La Commission européenne a confirmé au Français son intention de supprimer la taxe « anti-dumping » sur les briquets chinois. En réaction, le groupe compte geler ses investissements en France.

Redon, dans l’ouest de la France, est l’unique site du Français Bic dans l’Hexagone. Dans cette usine est fabriquée la grande majorité des briquets de la marque, dont une quasi-totalité est destinée à l’exportation. Mais le géant des stylos qui s’apprêtait à y investir massivement, pourrait finalement y renoncer, a-t-il annoncé ce 27 octobre.
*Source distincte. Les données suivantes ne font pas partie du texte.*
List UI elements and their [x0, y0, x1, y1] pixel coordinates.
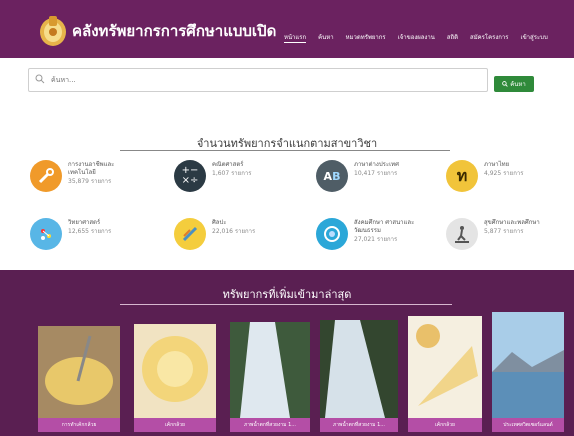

En cause : la fin d’une taxe européenne « anti-dumping » sur les briquets fabriqués en Chine.

La Commission européenne a choisi de ne pas renouveler cette taxe destinée à empêcher l’entrée des briquets chinois sur le marché européen. En place depuis 21 ans, elle s’élevait à un peu plus de six centimes d’euros par pièce, ce qui avait pour effet d’en doubler le prix. L’Union officialisera sa suppression le 12 décembre, estimant que l’ouverture du marché ne sera pas dommageable à l’industrie européenne.